For this example I’m at level 5, which results in 16 tiles at 8k resolution. It takes around 6 min to generate the tiles and save them to disk with the following script:
const i = 5
const image = sharp(imagePath, { density: 72 * 2 ** i, limitInputPixels: false, unlimited: true })
const { width, height } = await image.metadata()
const chunkCount = Math.ceil(width / maxChunkSize)
const chunkSize = Math.ceil(width / chunkCount)
for (let j = 0; j < chunkCount; j++) {
for (let k = 0; k < chunkCount; k++) {
let left = j * chunkSize
let top = k * chunkSize
image
.clone()
.extract({ left, top, width: chunkSize, height: chunkSize })
.png({ effort: 1 })
.toFile(`${destination}/${j}-${k}.png`)
}
}
I tried using node’s multithreading API:
const workers = []
const maxWorkers = 16
let activeWorkers = 0
const i = 5
const image = sharp(imagePath, { density: 72 * 2 ** i, limitInputPixels: false, unlimited: true })

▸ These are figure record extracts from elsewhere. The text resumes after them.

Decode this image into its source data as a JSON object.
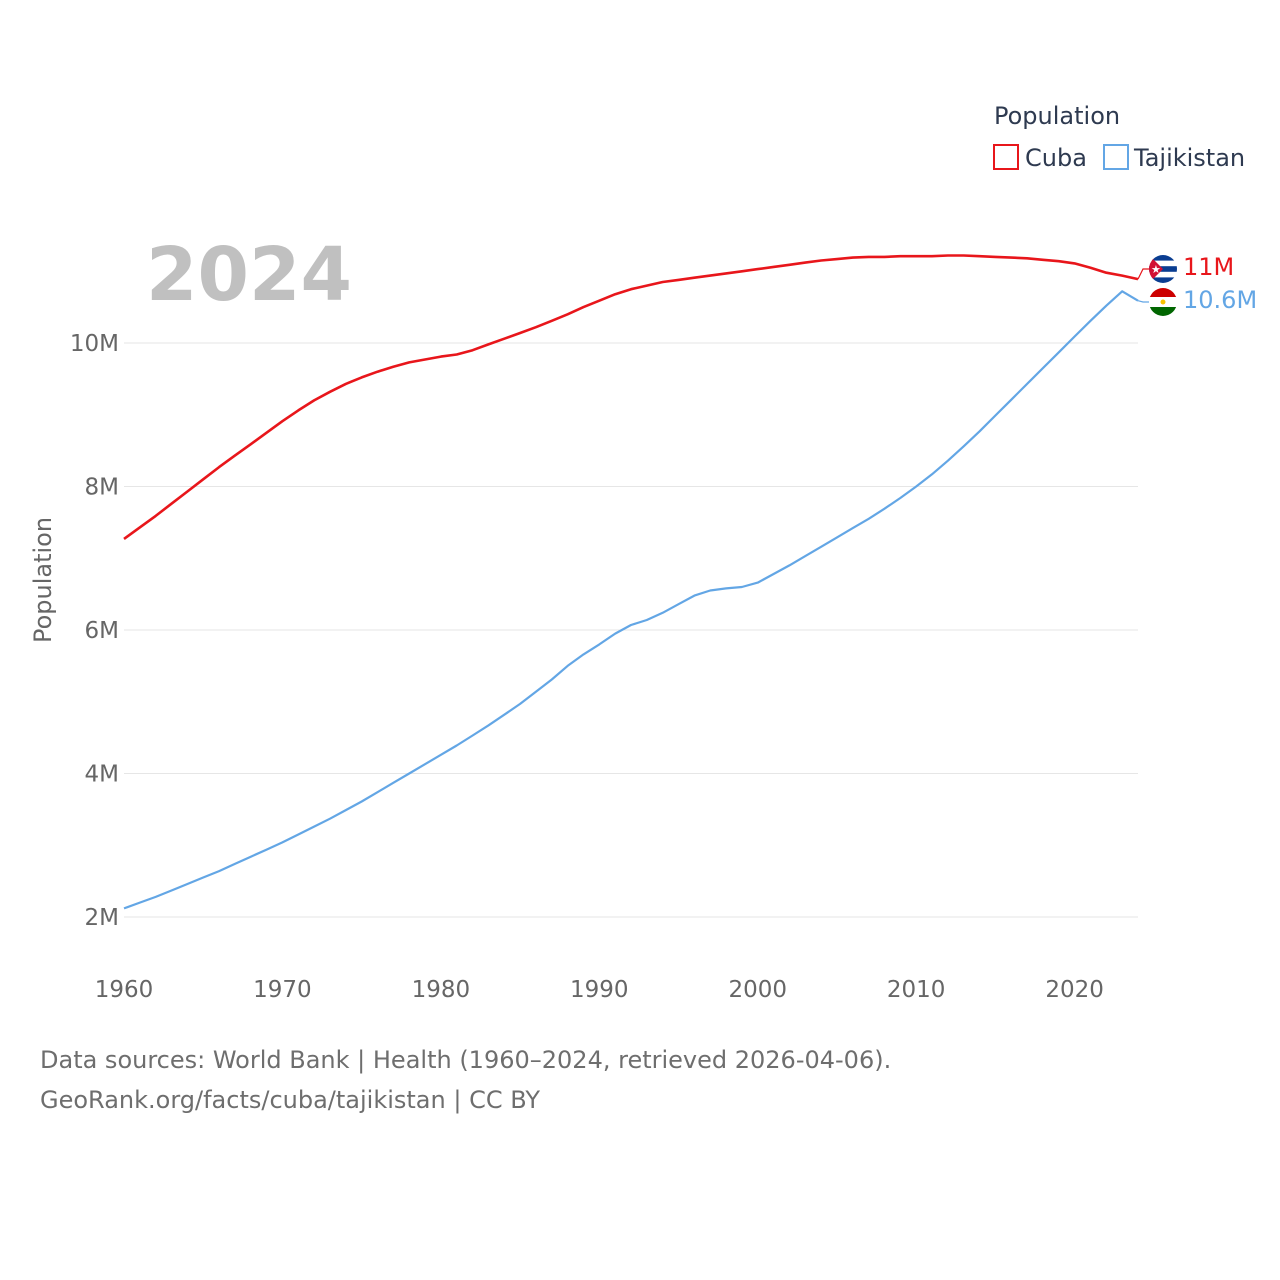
{
  "chart_data": {
    "type": "line",
    "year_label": "2024",
    "ylabel": "Population",
    "legend_title": "Population",
    "xlim": [
      1960,
      2024
    ],
    "ylim": [
      1.75,
      11.55
    ],
    "x_ticks": [
      1960,
      1970,
      1980,
      1990,
      2000,
      2010,
      2020
    ],
    "x_tick_labels": [
      "1960",
      "1970",
      "1980",
      "1990",
      "2000",
      "2010",
      "2020"
    ],
    "y_ticks": [
      2,
      4,
      6,
      8,
      10
    ],
    "y_tick_labels": [
      "2M",
      "4M",
      "6M",
      "8M",
      "10M"
    ],
    "x": [
      1960,
      1961,
      1962,
      1963,
      1964,
      1965,
      1966,
      1967,
      1968,
      1969,
      1970,
      1971,
      1972,
      1973,
      1974,
      1975,
      1976,
      1977,
      1978,
      1979,
      1980,
      1981,
      1982,
      1983,
      1984,
      1985,
      1986,
      1987,
      1988,
      1989,
      1990,
      1991,
      1992,
      1993,
      1994,
      1995,
      1996,
      1997,
      1998,
      1999,
      2000,
      2001,
      2002,
      2003,
      2004,
      2005,
      2006,
      2007,
      2008,
      2009,
      2010,
      2011,
      2012,
      2013,
      2014,
      2015,
      2016,
      2017,
      2018,
      2019,
      2020,
      2021,
      2022,
      2023,
      2024
    ],
    "series": [
      {
        "name": "Cuba",
        "color": "#e8161b",
        "end_label": "11M",
        "flag": "cuba-flag",
        "values": [
          7.27,
          7.43,
          7.59,
          7.76,
          7.93,
          8.1,
          8.27,
          8.43,
          8.59,
          8.75,
          8.91,
          9.06,
          9.2,
          9.32,
          9.43,
          9.52,
          9.6,
          9.67,
          9.73,
          9.77,
          9.81,
          9.84,
          9.9,
          9.98,
          10.06,
          10.14,
          10.22,
          10.31,
          10.4,
          10.5,
          10.59,
          10.68,
          10.75,
          10.8,
          10.85,
          10.88,
          10.91,
          10.94,
          10.97,
          11.0,
          11.03,
          11.06,
          11.09,
          11.12,
          11.15,
          11.17,
          11.19,
          11.2,
          11.2,
          11.21,
          11.21,
          11.21,
          11.22,
          11.22,
          11.21,
          11.2,
          11.19,
          11.18,
          11.16,
          11.14,
          11.11,
          11.05,
          10.98,
          10.94,
          10.89
        ]
      },
      {
        "name": "Tajikistan",
        "color": "#63a6e5",
        "end_label": "10.6M",
        "flag": "tajikistan-flag",
        "values": [
          2.12,
          2.2,
          2.28,
          2.37,
          2.46,
          2.55,
          2.64,
          2.74,
          2.84,
          2.94,
          3.04,
          3.15,
          3.26,
          3.37,
          3.49,
          3.61,
          3.74,
          3.87,
          4.0,
          4.13,
          4.26,
          4.39,
          4.53,
          4.67,
          4.82,
          4.97,
          5.14,
          5.31,
          5.5,
          5.66,
          5.8,
          5.95,
          6.07,
          6.14,
          6.24,
          6.36,
          6.48,
          6.55,
          6.58,
          6.6,
          6.66,
          6.78,
          6.9,
          7.03,
          7.16,
          7.29,
          7.42,
          7.55,
          7.69,
          7.84,
          8.0,
          8.17,
          8.36,
          8.56,
          8.77,
          8.99,
          9.21,
          9.43,
          9.65,
          9.87,
          10.09,
          10.31,
          10.52,
          10.72,
          10.59
        ]
      }
    ]
  },
  "footer": {
    "line1": "Data sources: World Bank | Health (1960–2024, retrieved 2026-04-06).",
    "line2": "GeoRank.org/facts/cuba/tajikistan | CC BY"
  }
}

const { width, height } = await image.metadata()
const chunkCount = Math.ceil(width / maxChunkSize)
const chunkSize = Math.ceil(width / chunkCount)

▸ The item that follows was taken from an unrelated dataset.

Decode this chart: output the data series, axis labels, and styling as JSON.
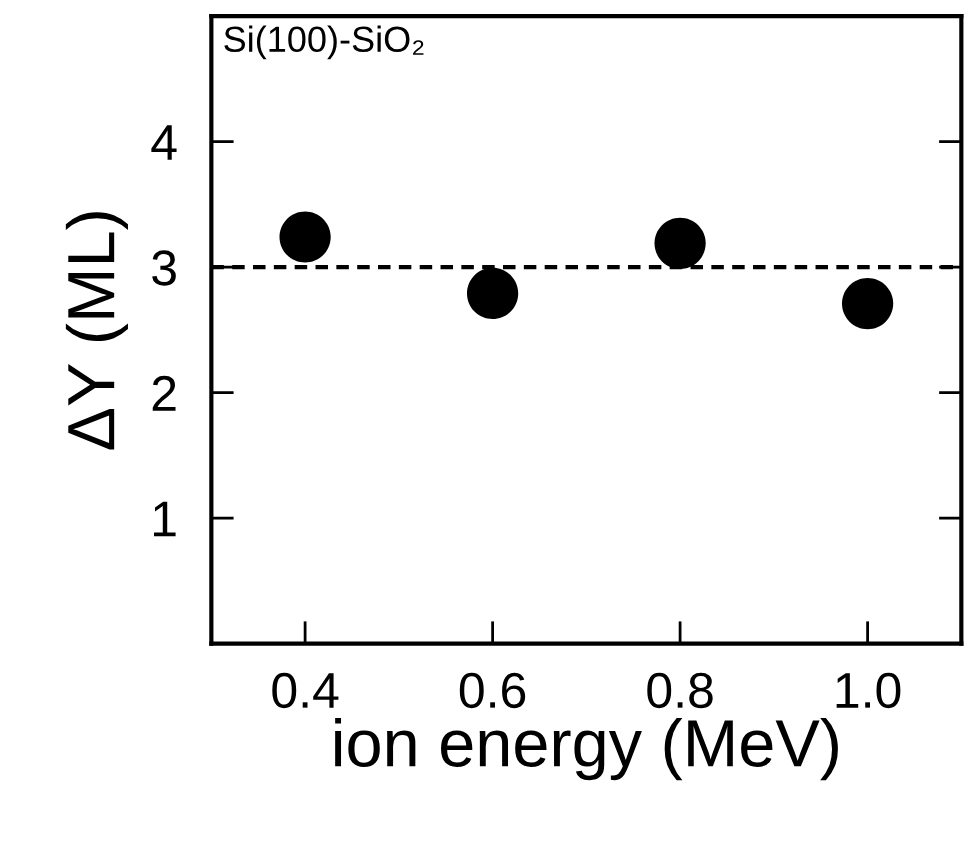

for (let j = 0; j < chunkCount; j++) {
for (let k = 0; k < chunkCount; k++) {
let left = j * chunkSize
let top = k * chunkSize
workers.push({
worker: new Worker('./workers/processChunk.js'),
data: {
x: j,
y: k,
left,
top,
size: chunkSize,
imagePath,
scale: 2 ** i,
destination: `${destination}/chunks`,
},
})
}
}
while (workers.length > 0) {
if (activeWorkers < maxWorkers) {
const worker = workers.shift()
if (worker) {
activeWorkers++
console.log('Starting worker', worker.data.x, worker.data.y)
worker.worker.postMessage(worker.data)
worker.worker.on('message', (chunk) => {
console.log('Created chunk', chunk.x, chunk.y, 'at', chunk.path)
activeWorkers--
})
}
} else {
await new Promise((resolve) => setTimeout(resolve, 100))
}
}
// Worker script
// Have to load the image with sharp again, because the Sharp object is not serializable
await sharp(imagePath, { density: 72 * scale, limitInputPixels: false, unlimited: true })
.extract({ left, top, width: size, height: size })
.png({ effort: 1 })
.toFile(`${destination}/${x}-${y}.png`)
This cuts the time down to around 4 min. I expected a larger performance gain, but the fact that each worker has to load the SVG and upscale it again slows things down a lot. On scale levels 6 and 7 this takes hours.
With both examples my CPU is chilling at 20-30% usage. I tried with os.setPriority
but it only helped a little bit. Is there a way to further give the script priority?
I can’t load the image only once and pass it to the workers, because it’s a Sharp object and it’s not serializable. I can’t upscale it first and send it, because it will exceed sharp’s pixel limit.
What can I do to optimize the process?